Metabolic adaptation and related biomechanics in an ankle-based exoskeleton system during six sessions of steady state walking.

Ankle-based exoskeletons have demonstrated metabolic benefits during steady-state walking; however, variability exists in individual adaptation timelines necessary to achieve those benefits. This study assessed timelines for metabolic and gait-related adaptation while wearing an ankle-based exoskeleton while powered (EXOP) compared to unpowered (EXNP) and no device worn (NOEX). Metabolic (VO₂) and biomechanics data were collected while 14 participants walked on a treadmill at 1.3 m/s for six sessions. To better understand variability in responses to wearing exoskeletons, the cohort was divided based on the slope of the VO₂ response of the first two sessions in the EXOP condition, and gait parameters were compared between subgroups.

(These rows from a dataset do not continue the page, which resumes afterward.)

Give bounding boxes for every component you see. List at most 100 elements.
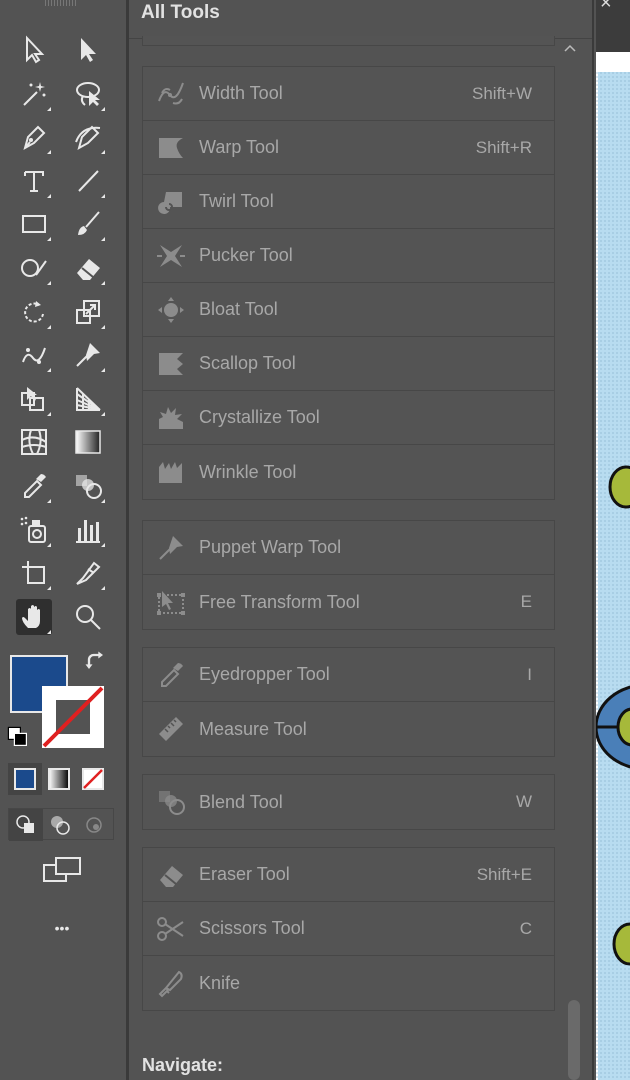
- navigate-section-heading: Navigate:: [142, 1055, 224, 1075]
- magic-wand-icon[interactable]: [16, 76, 52, 112]
- tool-row-label: Blend Tool: [199, 791, 283, 812]
- direct-selection-icon[interactable]: [70, 32, 106, 68]
- scallop-tool-icon: [153, 346, 189, 382]
- tool-row-shortcut: Shift+W: [472, 83, 532, 103]
- tool-row[interactable]: Measure Tool: [143, 702, 554, 756]
- screen-mode-icon[interactable]: [40, 852, 84, 888]
- tool-group: Puppet Warp Tool Free Transform Tool E: [142, 520, 555, 630]
- type-icon[interactable]: [16, 163, 52, 199]
- tool-row-label: Bloat Tool: [199, 299, 278, 319]
- pen-icon[interactable]: [16, 119, 52, 155]
- tool-row-label: Free Transform Tool: [199, 591, 360, 612]
- blend-icon: [153, 784, 189, 820]
- default-fill-stroke-icon[interactable]: [6, 725, 30, 749]
- tool-row[interactable]: Bloat Tool: [143, 283, 554, 337]
- twirl-tool-icon: [153, 184, 189, 220]
- tool-row-label: Puppet Warp Tool: [199, 537, 342, 557]
- tool-group: Eyedropper Tool I Measure Tool: [142, 647, 555, 757]
- none-mode-icon[interactable]: [76, 763, 110, 795]
- tool-row[interactable]: Width Tool Shift+W: [143, 67, 554, 121]
- tool-row-shortcut: Shift+R: [475, 137, 532, 157]
- rectangle-icon[interactable]: [16, 206, 52, 242]
- tool-row[interactable]: Warp Tool Shift+R: [143, 121, 554, 175]
- panel-scrollbar[interactable]: [568, 1000, 580, 1080]
- draw-normal-icon[interactable]: [9, 809, 43, 841]
- all-tools-panel: All Tools Width Tool Shift+W Warp Tool Shif…: [126, 0, 594, 1080]
- eyedropper-icon: [153, 657, 189, 693]
- tool-row-label: Scallop Tool: [199, 353, 296, 373]
- tool-row-shortcut: E: [520, 592, 532, 611]
- tool-row-label: Width Tool: [199, 83, 283, 103]
- curvature-icon[interactable]: [70, 119, 106, 155]
- toolbar-grip[interactable]: [45, 0, 77, 6]
- eraser-icon[interactable]: [70, 250, 106, 286]
- draw-inside-icon[interactable]: [77, 809, 111, 841]
- shape-builder-icon[interactable]: [16, 381, 52, 417]
- lasso-icon[interactable]: [70, 76, 106, 112]
- tool-row[interactable]: Twirl Tool: [143, 175, 554, 229]
- document-canvas[interactable]: [596, 52, 630, 1080]
- symbol-sprayer-icon[interactable]: [16, 512, 52, 548]
- gradient-icon[interactable]: [70, 424, 106, 460]
- tool-row[interactable]: Crystallize Tool: [143, 391, 554, 445]
- tool-row[interactable]: Eyedropper Tool I: [143, 648, 554, 702]
- tool-row[interactable]: Free Transform Tool E: [143, 575, 554, 629]
- tools-toolbar: •••: [0, 0, 126, 1080]
- draw-behind-icon[interactable]: [43, 809, 77, 841]
- stroke-swatch[interactable]: [42, 686, 104, 748]
- tool-row[interactable]: Blend Tool W: [143, 775, 554, 829]
- tool-row[interactable]: Scissors Tool C: [143, 902, 554, 956]
- paintbrush-icon[interactable]: [70, 206, 106, 242]
- scissors-icon: [153, 911, 189, 947]
- tool-row[interactable]: Pucker Tool: [143, 229, 554, 283]
- edit-toolbar-button[interactable]: •••: [44, 910, 80, 946]
- scroll-up-arrow-icon[interactable]: [562, 40, 578, 56]
- eraser-icon: [153, 857, 189, 893]
- zoom-icon[interactable]: [70, 599, 106, 635]
- perspective-grid-icon[interactable]: [70, 381, 106, 417]
- draw-mode-row: [8, 808, 114, 841]
- tool-row[interactable]: Knife: [143, 956, 554, 1010]
- gradient-mode-icon[interactable]: [42, 763, 76, 795]
- crystallize-tool-icon: [153, 400, 189, 436]
- scale-icon[interactable]: [70, 294, 106, 330]
- puppet-warp-icon: [153, 530, 189, 566]
- column-graph-icon[interactable]: [70, 512, 106, 548]
- tool-group: Eraser Tool Shift+E Scissors Tool C Knife: [142, 847, 555, 1011]
- rotate-icon[interactable]: [16, 294, 52, 330]
- tool-row-shortcut: Shift+E: [476, 864, 532, 884]
- free-transform-icon: [153, 584, 189, 620]
- puppet-warp-icon[interactable]: [70, 337, 106, 373]
- line-segment-icon[interactable]: [70, 163, 106, 199]
- width-tool-icon: [153, 76, 189, 112]
- tool-row[interactable]: Puppet Warp Tool: [143, 521, 554, 575]
- hand-icon[interactable]: [16, 598, 52, 635]
- slice-icon[interactable]: [70, 555, 106, 591]
- color-mode-icon[interactable]: [8, 763, 42, 795]
- panel-title: All Tools: [141, 2, 220, 23]
- tool-row[interactable]: Wrinkle Tool: [143, 445, 554, 499]
- width-icon[interactable]: [16, 337, 52, 373]
- tool-row[interactable]: Scallop Tool: [143, 337, 554, 391]
- wrinkle-tool-icon: [153, 454, 189, 490]
- pucker-tool-icon: [153, 238, 189, 274]
- swap-fill-stroke-icon[interactable]: [82, 648, 110, 676]
- shaper-icon[interactable]: [16, 250, 52, 286]
- mesh-icon[interactable]: [16, 424, 52, 460]
- tool-row-label: Scissors Tool: [199, 918, 305, 938]
- tool-row-label: Crystallize Tool: [199, 407, 320, 427]
- knife-icon: [153, 965, 189, 1001]
- tool-row-label: Eraser Tool: [199, 864, 290, 884]
- eyedropper-icon[interactable]: [16, 468, 52, 504]
- tool-row[interactable]: Eraser Tool Shift+E: [143, 848, 554, 902]
- blend-icon[interactable]: [70, 468, 106, 504]
- tool-row-label: Knife: [199, 972, 241, 993]
- tool-row-shortcut: I: [527, 664, 532, 684]
- artboard-icon[interactable]: [16, 555, 52, 591]
- selection-icon[interactable]: [16, 32, 52, 68]
- artboard: [596, 72, 630, 1080]
- tool-group: Width Tool Shift+W Warp Tool Shift+R Twirl T…: [142, 66, 555, 500]
- tool-row-shortcut: C: [519, 918, 532, 938]
- close-icon[interactable]: ×: [600, 0, 612, 15]
- tool-row-label: Pucker Tool: [199, 245, 293, 265]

Repeated measures analyses of variance revealed a significant (p ≤ 0.001) 10% VO₂ reduction for EXOP compared to EXNP and a non-significant 2.5% reduction for EXOP v NOEX. Lack of significant session-based comparisons indicated no additional VO₂ adaptation; however, significant session-related results for peak knee flexion (interaction, p = 0.042) and step width (session main effect, p = 0.003) suggest gait-related adaptation continued during the sessions. Subgroup results indicated different response profiles to wearing exoskeletons; and implications of classifying initial responses based on metabolic response are discussed as an approach to understand what drives variation in responses to these devices.